The government pledges to utilise modern technology, such as electronic tracking devices, and have “minimal” physical checks, which would “never” be carried out at the actual border.
It moots “trusted trader” arrangements, allowing authorised companies meeting certain criteria to have simplified customs procedures - and in theory checks at warehouses, either where the goods originate or end up.
But depending on the outcome of subsequent trade negotiations, as well as customs declarations and other Brexit costs, sources suggest Johnson’s plans add up to a recipe for delays, diversions and added fuel costs.
“These processes require new infrastructure on company premises for transit, or companies getting to grips with new and complex pre-declaration systems which will be very burdensome for SMEs,” says the FDF spokeswoman.
“Goods would likely need to be notified when leaving the premises and then have to wait for clearance when they arrive at the destination before they can enter free circulation.”
Can Boris Johnson’s ‘reasonable compromise’ break the deadlock?
Such requirements, the FDF claims, would make it impossible for suppliers to respond quickly to customer demands. “Sudden demands from consumers and retailers can [currently] be dealt with, as there’s little friction in the supply chain, but adding these customs processes will change that,” says the spokesman.
“Some goods will cross the border multiple times. Beef and milk will often be required to cross the border multiple times. If pre-declaring and transit docs are required for each crossing, this will eat into the shelf-life.
“Under Johnson’s plan, companies will go from facing one border in the event of a no-deal between the UK and Ireland, to facing two separate borders. This would be a nightmare for businesses operating across these borders.”
However, Brian Irwin, chairman of the Northern Ireland Food and Drink Association, says substantial elements of the proposals are workable, “given enough time”. Such light-touch regulation has already become commonplace across organisations such as the FSA.
“I think for the big guns in food and drink this sort of stuff is workable. For example, all the big meat people absolutely would know what they were doing when it came to the sort of trusted trader arrangements that have been suggested.
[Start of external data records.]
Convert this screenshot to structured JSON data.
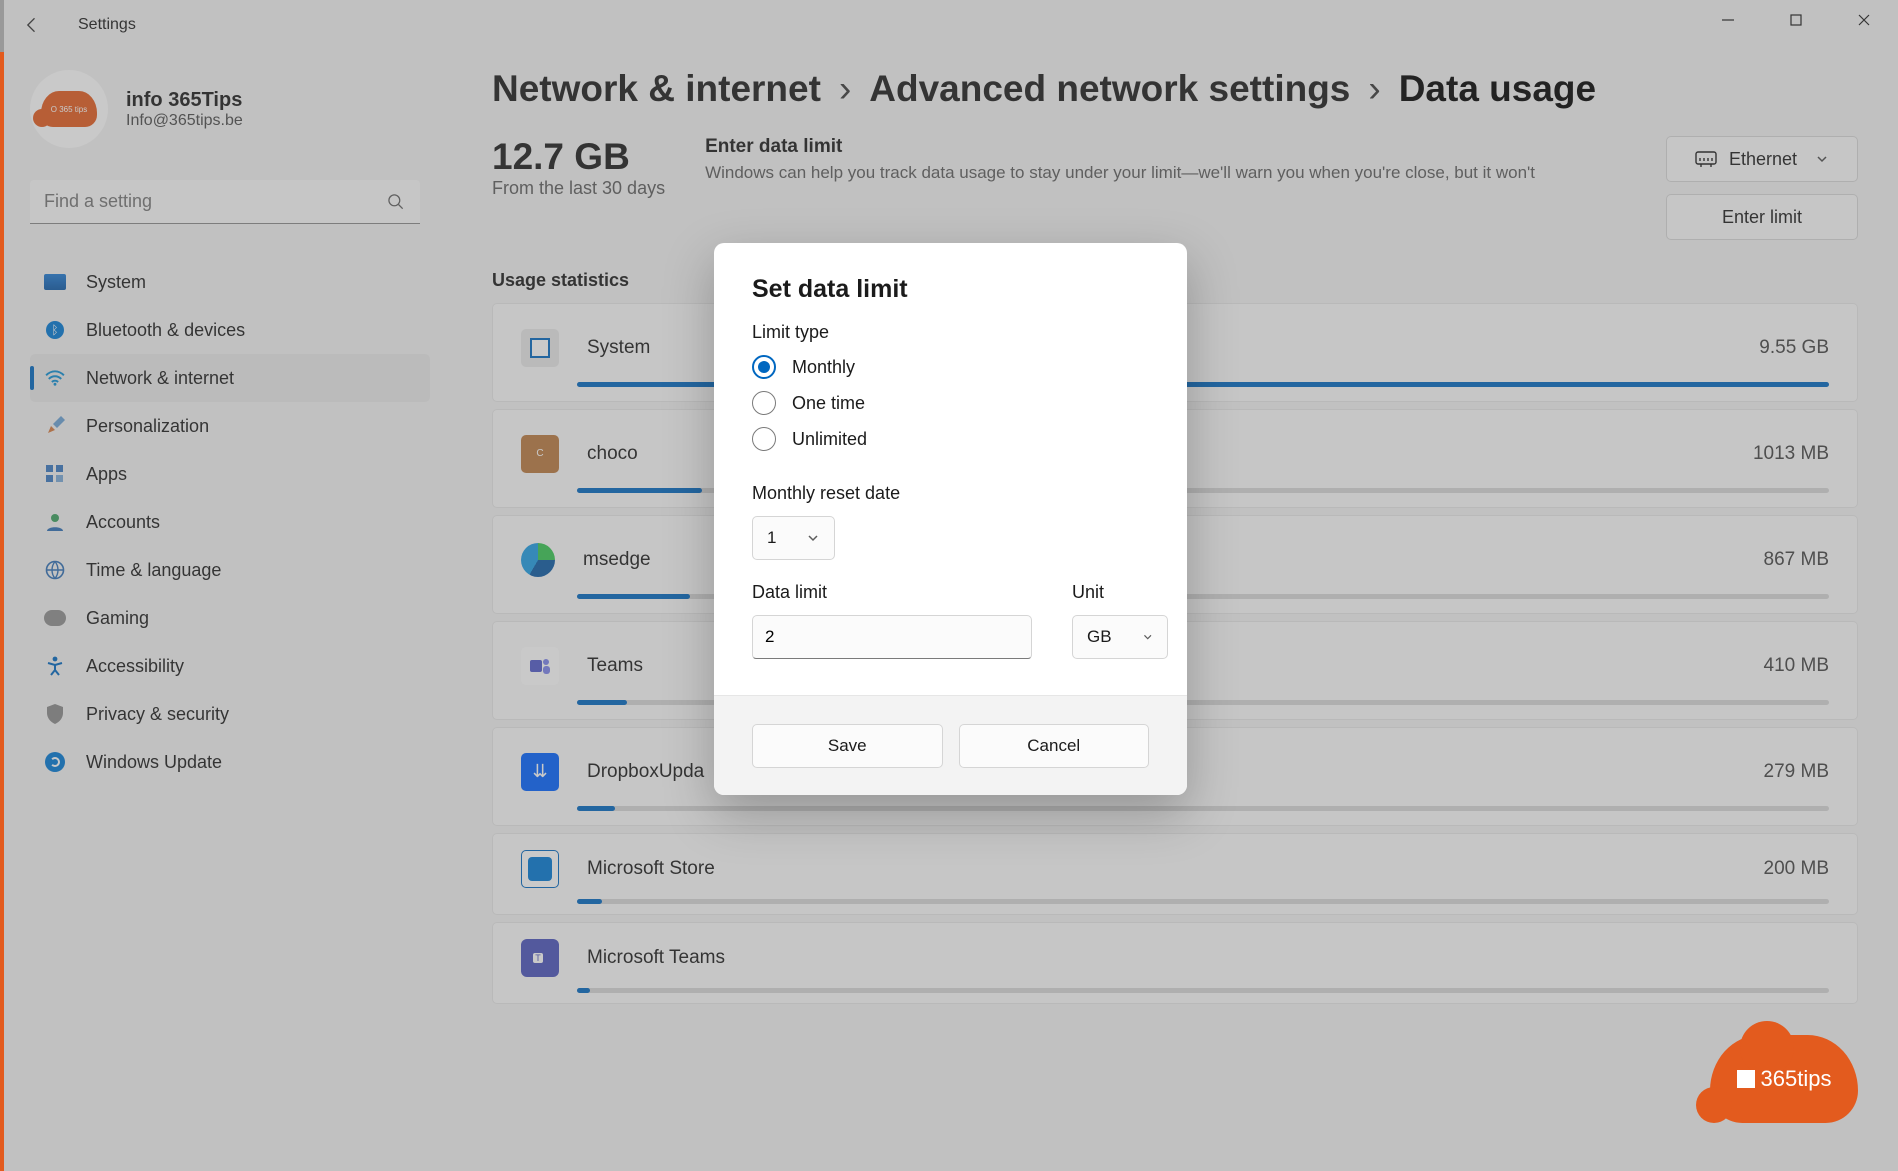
{
  "app_title": "Settings",
  "profile": {
    "name": "info 365Tips",
    "email": "Info@365tips.be"
  },
  "search_placeholder": "Find a setting",
  "nav": {
    "system": "System",
    "bluetooth": "Bluetooth & devices",
    "network": "Network & internet",
    "personalization": "Personalization",
    "apps": "Apps",
    "accounts": "Accounts",
    "time": "Time & language",
    "gaming": "Gaming",
    "accessibility": "Accessibility",
    "privacy": "Privacy & security",
    "update": "Windows Update"
  },
  "breadcrumb": {
    "a": "Network & internet",
    "b": "Advanced network settings",
    "c": "Data usage"
  },
  "summary": {
    "value": "12.7 GB",
    "sub": "From the last 30 days"
  },
  "limit": {
    "heading": "Enter data limit",
    "desc": "Windows can help you track data usage to stay under your limit—we'll warn you when you're close, but it won't"
  },
  "adapter_label": "Ethernet",
  "enter_limit_btn": "Enter limit",
  "stats_title": "Usage statistics",
  "apps": [
    {
      "name": "System",
      "amount": "9.55 GB",
      "pct": 100
    },
    {
      "name": "choco",
      "amount": "1013 MB",
      "pct": 10
    },
    {
      "name": "msedge",
      "amount": "867 MB",
      "pct": 9
    },
    {
      "name": "Teams",
      "amount": "410 MB",
      "pct": 4
    },
    {
      "name": "DropboxUpda",
      "amount": "279 MB",
      "pct": 3
    },
    {
      "name": "Microsoft Store",
      "amount": "200 MB",
      "pct": 2
    },
    {
      "name": "Microsoft Teams",
      "amount": "",
      "pct": 1
    }
  ],
  "dialog": {
    "title": "Set data limit",
    "limit_type_label": "Limit type",
    "opt_monthly": "Monthly",
    "opt_onetime": "One time",
    "opt_unlimited": "Unlimited",
    "reset_label": "Monthly reset date",
    "reset_value": "1",
    "data_limit_label": "Data limit",
    "data_limit_value": "2",
    "unit_label": "Unit",
    "unit_value": "GB",
    "save": "Save",
    "cancel": "Cancel"
  },
  "watermark": "365tips"
}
“I have far greater concerns when it comes to the many smaller companies, especially if there are tariffs imposed which encourage non-compliance.”
The government promises “special provision” for smaller companies to try to ensure they have the benefit of simplified procedures enjoyed by bigger rivals, while the system would “target the traders most in need of support” and “ensure compliance as far as possible”.
But is that code for a smugglers’ charter?
“With a 300-mile border, the government saying it will have only minimal checks and with no physical checks going to be carried out anywhere near the border, there has to be a huge risk of non-compliance,” says one supplier source.
Organisations like NIFDA warn criminals will be rubbing their hands at the prospect of exploiting tariffs imposed by the EU on goods coming from the north as an incentive for industrial-scale fraud.
Yet it’s not the lack of trust in businesses that is most likely to kill the deal, but lack of trust in politicians.
Johnson’s proposals would supposedly maintain the spirit of the Good Friday agreement - the lack of infrastructure at the border for one. However, his suggested deal, even if EU leaders agree the border arrangements, would require approval every four years from the Northern Ireland Assembly to continue.
As one logistics source puts it: “Imagine you are a company whose business relies on crossing the border. There are six months to go before the assembly has to agree this arrangement continues. How then do you get investment, what sort of long-term security do you have?”
Yet, with three weeks left before a possible hard Brexit on 31 October, long-term security will be something that to many in the food and drink industry seems a distant memory.